- Film poster
- Spanish: Fangio: El hombre que domaba las máquinas
- Directed by: Francisco Macri;
- Starring: Fernando Alonso; Jackie Stewart; Mika Häkkinen;
- Production companies: Cinema 7 Films; Fox Sports; Netflix;
- Distributed by: Netflix
- Release date: March 20, 2020;
- Running time: 92 minutes
- Country: Argentina
- Languages: Spanish; English; Italian; German;

= A Life of Speed: The Juan Manuel Fangio Story =

2020 documentary film

A Life of Speed: The Juan Manuel Fangio Story (Fangio: El hombre que domaba las máquinas) is a 2020 documentary film directed by Francisco Macri and starring Fernando Alonso, Jackie Stewart and Mika Häkkinen.
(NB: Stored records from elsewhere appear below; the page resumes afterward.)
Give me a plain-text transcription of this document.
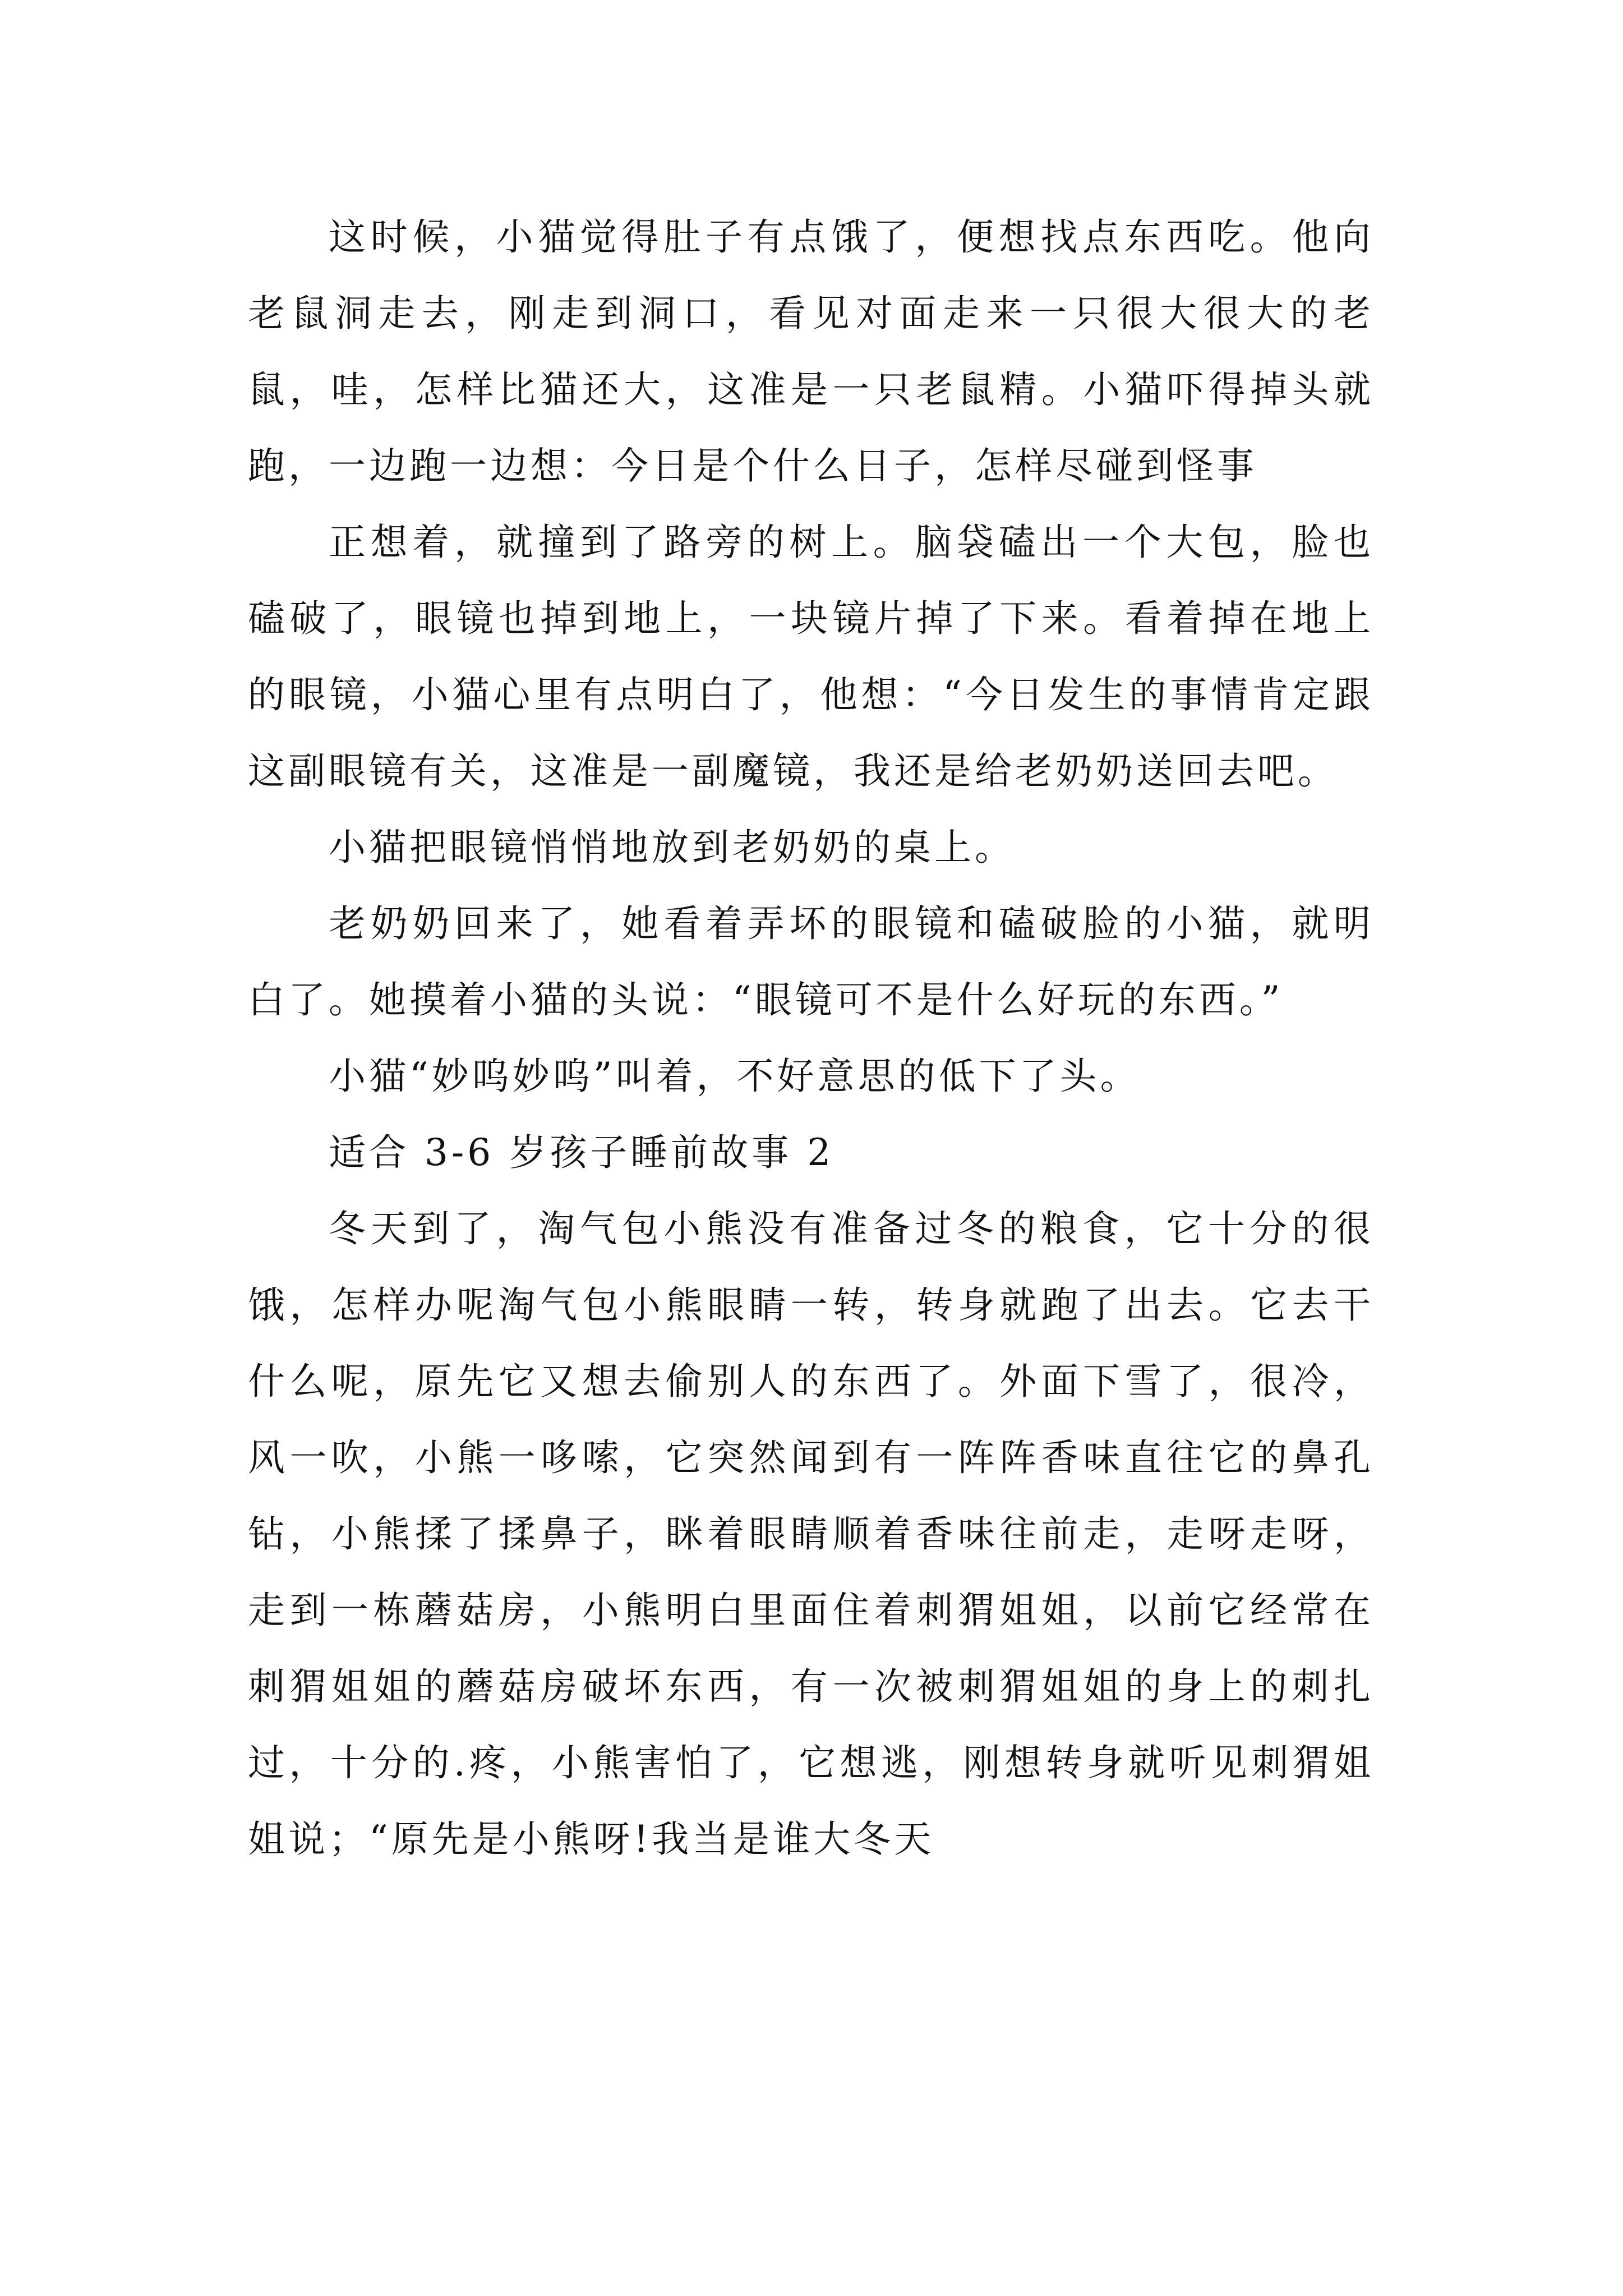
这时候，小猫觉得肚子有点饿了，便想找点东西吃。他向老鼠洞走去，刚走到洞口，看见对面走来一只很大很大的老鼠，哇，怎样比猫还大，这准是一只老鼠精。小猫吓得掉头就跑，一边跑一边想：今日是个什么日子，怎样尽碰到怪事

正想着，就撞到了路旁的树上。脑袋磕出一个大包，脸也磕破了，眼镜也掉到地上，一块镜片掉了下来。看着掉在地上的眼镜，小猫心里有点明白了，他想：“今日发生的事情肯定跟这副眼镜有关，这准是一副魔镜，我还是给老奶奶送回去吧。

小猫把眼镜悄悄地放到老奶奶的桌上。

老奶奶回来了，她看着弄坏的眼镜和磕破脸的小猫，就明白了。她摸着小猫的头说：“眼镜可不是什么好玩的东西。”

小猫“妙呜妙呜”叫着，不好意思的低下了头。

适合 3-6 岁孩子睡前故事 2

冬天到了，淘气包小熊没有准备过冬的粮食，它十分的很饿，怎样办呢淘气包小熊眼睛一转，转身就跑了出去。它去干什么呢，原先它又想去偷别人的东西了。外面下雪了，很冷，风一吹，小熊一哆嗦，它突然闻到有一阵阵香味直往它的鼻孔钻，小熊揉了揉鼻子，眯着眼睛顺着香味往前走，走呀走呀，走到一栋蘑菇房，小熊明白里面住着刺猬姐姐，以前它经常在刺猬姐姐的蘑菇房破坏东西，有一次被刺猬姐姐的身上的刺扎过，十分的.疼，小熊害怕了，它想逃，刚想转身就听见刺猬姐姐说；“原先是小熊呀!我当是谁大冬天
The premise revolves around Juan Manuel Fangio in the 1950s, and how he won five championships driving for four different carmakers in the F1 circuit.

== Cast ==
- Fernando Alonso
- Jackie Stewart
- Mika Häkkinen
- Alain Prost
- Juan Manuel Fangio
- Toto Wolff
- Carlos Reutemann
- Nico Rosberg
- Hans Herrmann
- Horacio Pagani
- Andrew Bell

==Release==
A Life of Speed: The Juan Manuel Fangio Story was released on March 20, 2020, on Netflix.